Der aufrechte Gang ist ein prägendes Merkmal des Menschen – erst durch ihn bekamen unsere Vorfahren die Hände frei für die intensive Nutzung von Werkzeugen. Nach gängiger Annahme geht die aufrechte Haltung schon auf Voranpassungen bei den gemeinsamen Vorfahren der Menschenaffen und Menschen zurück. So konnte beispielsweise der frühe Menschenaffe Danuvius guggenmosi vor 11,9 Millionen Jahren bereits aufrecht stehen und gehen, wie seine Fossilien belegen.

Führte der Griff nach Früchten zum aufrechten Rücken?

Doch wie und wo die ersten Menschenaffenartigen (Hominoiden) ihre aufrechte Haltung entwickelten, ist strittig. Die bisher gängigste Theorie dazu besagt, dass der Ursprung des starken, aufrechten Rückens im dichten tropischen Regenwald liegt: Die frühen Menschenaffen konnten besser an reife Früchte an den Zweigenden heranreichen, wenn sie aufrecht auf den Hinterbeinen stehend auf den Ästen balancierten. Auch das Hangeln von Ast zu Ast könnte die aufrechte Haltung gefördert haben.

Dazu schien zu passen, dass Ostafrika in der Entstehungszeit der ersten Hominoiden noch dicht bewaldet war. Erst vor sieben bis zehn Millionen Jahren veränderte sich das Klima und der Regenwald wich einer offeneren, von grasreichen Savannen durchsetzten Landschaft – so jedenfalls dachte man bisher.

REkonstruktion
Anhand der Daten rekonstruierte Vegetation an den neun Probenstellen: Offene Landschaften entstanden schon früh. © Dan Peppe

Gelichtete Wälder schon vor 21 Millionen Jahren

Doch dies ist ein Irrtum, wie Daniel Peppe von der Baylor University in Texas und sein Team entdeckt haben. Dafür hatten sie fossile Bodenproben von neun Standorten in Ostafrika untersucht. Die analysierten Schichten stammten aus der Zeit vor zehn bis 20 Millionen Jahren. Durch Analysen der Kohlenstoff-Isotope in organischem Material, in konservierten Pflanzenwachsen und in winzigen Biosilikat-Körnchen des fossilen Pflanzenmaterials konnte das Team rekonstruieren, welche Vegetation es damals in Ostafrika gab.

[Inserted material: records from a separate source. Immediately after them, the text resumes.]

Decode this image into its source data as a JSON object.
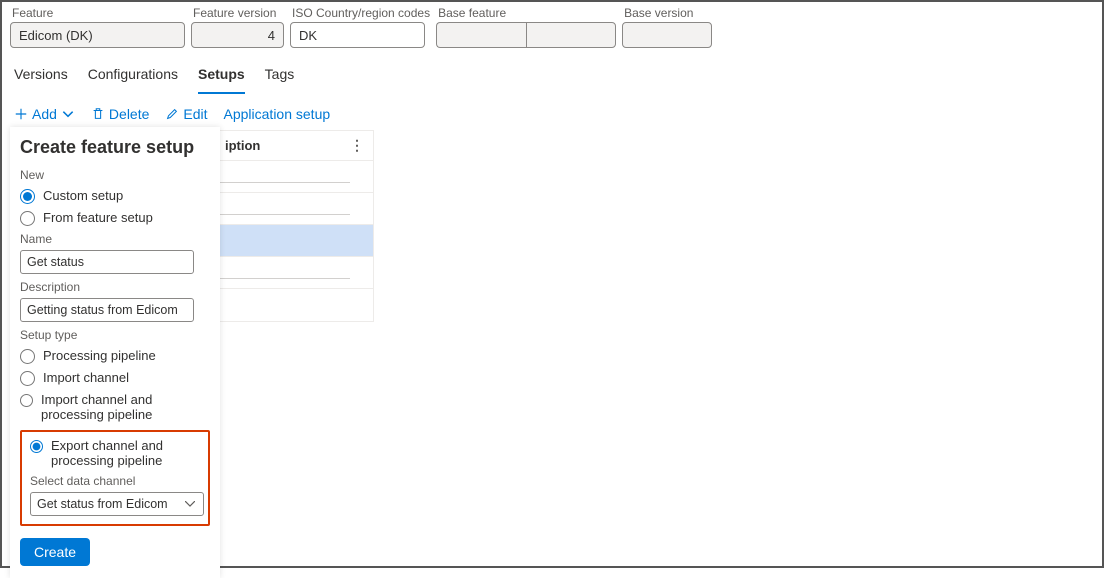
{
  "top": {
    "feature": {
      "label": "Feature",
      "value": "Edicom (DK)"
    },
    "featureVersion": {
      "label": "Feature version",
      "value": "4"
    },
    "iso": {
      "label": "ISO Country/region codes",
      "value": "DK"
    },
    "baseFeature": {
      "label": "Base feature",
      "value": ""
    },
    "baseVersion": {
      "label": "Base version",
      "value": ""
    }
  },
  "tabs": {
    "versions": "Versions",
    "configurations": "Configurations",
    "setups": "Setups",
    "tags": "Tags"
  },
  "toolbar": {
    "add": "Add",
    "delete": "Delete",
    "edit": "Edit",
    "appSetup": "Application setup"
  },
  "grid": {
    "colDescription": "iption"
  },
  "popover": {
    "title": "Create feature setup",
    "newLabel": "New",
    "customSetup": "Custom setup",
    "fromFeatureSetup": "From feature setup",
    "nameLabel": "Name",
    "nameValue": "Get status",
    "descLabel": "Description",
    "descValue": "Getting status from Edicom",
    "setupTypeLabel": "Setup type",
    "processingPipeline": "Processing pipeline",
    "importChannel": "Import channel",
    "importPipeline": "Import channel and processing pipeline",
    "exportPipeline": "Export channel and processing pipeline",
    "selectDataChannelLabel": "Select data channel",
    "dataChannelValue": "Get status from Edicom",
    "createBtn": "Create"
  }
}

Das überraschende Ergebnis: Schon vor rund 17 bis 21 Millionen Jahren war das äquatoriale Ostafrika kein geschlossener Regenwald mehr. Stattdessen gab es damals schon offene Landschaften, in denen C4-Pflanzen wie Gräser dominierten. „Dies verschiebt die frühesten Belege für grasreiche Habitate in Afrika – und global – um mehr als zehn Millionen Jahre in die Vergangenheit“, konstatieren Peppe und sein Team.

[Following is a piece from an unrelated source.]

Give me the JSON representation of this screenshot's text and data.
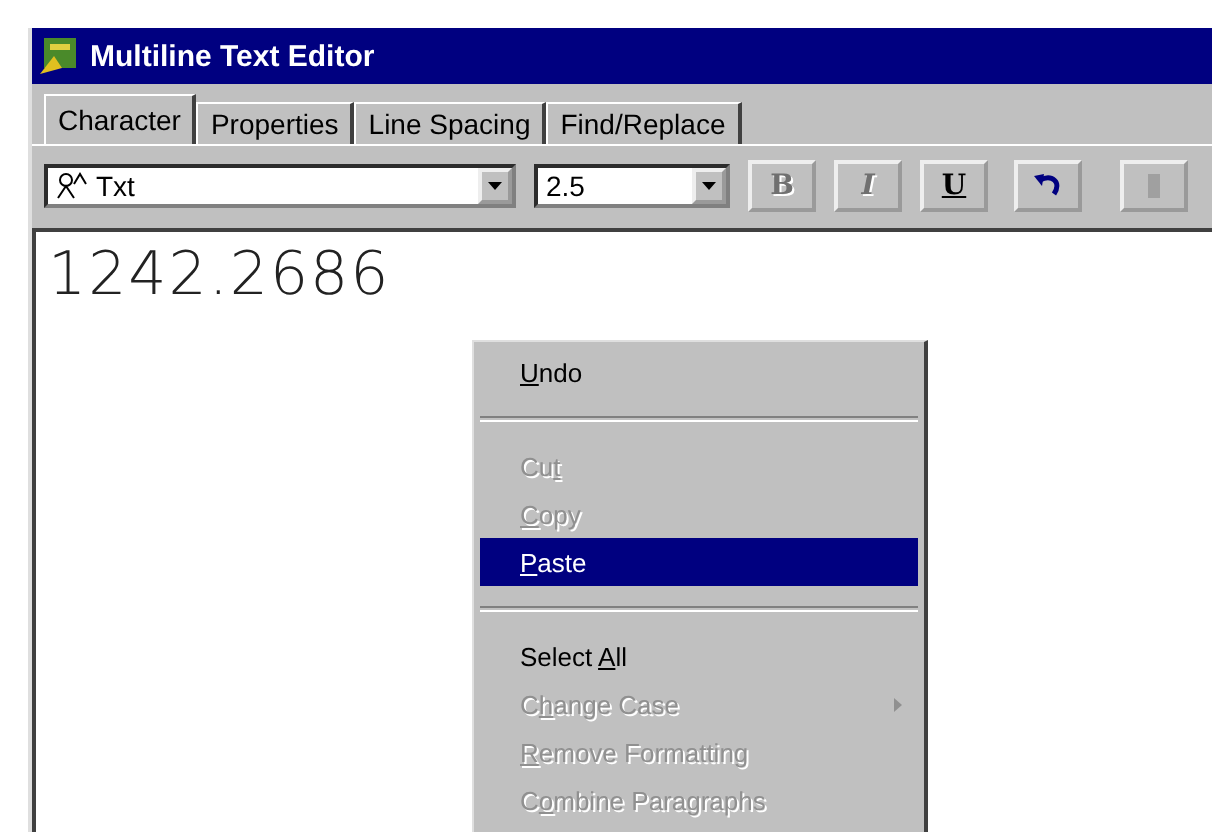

Das bedeutet: Die ersten Vertreter der Hominoiden lebten wahrscheinlich nicht mehr im dichten Regenwald, sondern in einer abwechslungsreichen Landschaft, in der es Waldstücke, Buschland und savannenähnliche offene Bereiche gab.

Spurensuche beim ältesten Urzeit-Menschenaffen

Dass dies tatsächlich so war, belegt die zweite Studie zu diesem Thema. In ihr haben Laura MacLatchy von der University of Michigan und ihre Kollegen sich einen der Probenstandorte näher angeschaut – die bekannte Fossilfundstätte Moroto in Uganda. Dort wurden die Relikte eines der ältesten bekannten Menschenaffenartigen entdeckt, des Morotopithecus bishopi. Sein Skelett zeigt bereits Merkmale der für Menschenaffen typischen aufrechten Haltung.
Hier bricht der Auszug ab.